Multi-return syntax is all operators; and in the ONNX-ified world, there are literally no operators which are not multi-return.

In fact, this is not true. This symbolic definition (and others like it) exercises single-return, non-Param/Select case:

    @staticmethod
    def symbolic(g, a, b, inplace=False):
        return g.appendNode(g.create("Add", [a, b]))

No select node is created here, and so the ONNX-ified Add node is in fact a single-return node.)

(How did I discover this? I was attempting to finish addressing comments in #229 when I noticed that tryToMoveChunk was relying on producer_for_chunk being a single-return node (rather than a select node).)

EDIT: Also, interestingly enough, the test for kFusionGroup here:

  bool isFusable(Node * node) {
    if (!node->hasType()) return false;
    if (node->kind() == kFusionGroup) return true;
    return isSimpleMap(node) && isCuda(node);
  }

Is dead as far as tryToMoveChunk is concerned, because any "fusion group" producer_for_chunk will have an intervening select node; but tryToMoveChunk is special cased for single return only and will thus fail to recognize it (even if the fusion group in question only has a single output.)

Ok, cool. I generally understand the design you want to express with the different class hierarchies (one for operators, one for values), and agree with it from a design perspective. And we can revisit how we encode this when new things pop up. For now, I also like the 'view' of this design that encodes a single-use case without an explicit select node. It makes single return the default, and multi-return the thing you have to check for. In the tryToMoveChunk case, the non-handling of multi-return nodes is actually intentional (it probably deserved a comment, in hindsight).
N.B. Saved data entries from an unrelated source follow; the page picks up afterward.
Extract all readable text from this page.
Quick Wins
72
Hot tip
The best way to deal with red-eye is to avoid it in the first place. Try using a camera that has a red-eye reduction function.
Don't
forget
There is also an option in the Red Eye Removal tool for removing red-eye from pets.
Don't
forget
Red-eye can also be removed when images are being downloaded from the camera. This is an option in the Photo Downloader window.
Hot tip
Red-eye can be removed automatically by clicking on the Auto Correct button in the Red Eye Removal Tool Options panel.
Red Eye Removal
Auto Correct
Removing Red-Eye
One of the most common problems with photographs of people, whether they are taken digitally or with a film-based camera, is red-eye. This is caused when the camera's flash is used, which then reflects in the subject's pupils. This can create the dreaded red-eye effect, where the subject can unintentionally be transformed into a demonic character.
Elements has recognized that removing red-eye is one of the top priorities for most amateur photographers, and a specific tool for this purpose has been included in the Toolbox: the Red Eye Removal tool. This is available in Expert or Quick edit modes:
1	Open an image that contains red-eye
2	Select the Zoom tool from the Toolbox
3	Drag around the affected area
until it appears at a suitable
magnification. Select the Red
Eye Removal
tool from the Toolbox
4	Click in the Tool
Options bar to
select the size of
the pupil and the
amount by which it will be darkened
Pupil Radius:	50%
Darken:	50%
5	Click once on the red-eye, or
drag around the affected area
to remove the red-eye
Pushing a chunk into producer_for_chunk will change all of its outputs, and ensuring this doesn't mess with the multi-return case (where one of the outputs might not be consumed by the chunk) is often harder and I didn't want to deal with it until we see it is necessary. This happens a lot in pattern-based simplifications: it is easy to handle the single-return case, and harder to do multi-return. So rather than pepper our simple cases with checks that the cases are indeed single-return, I'd rather for now just push all the complex handling to cases where multi-returns exist.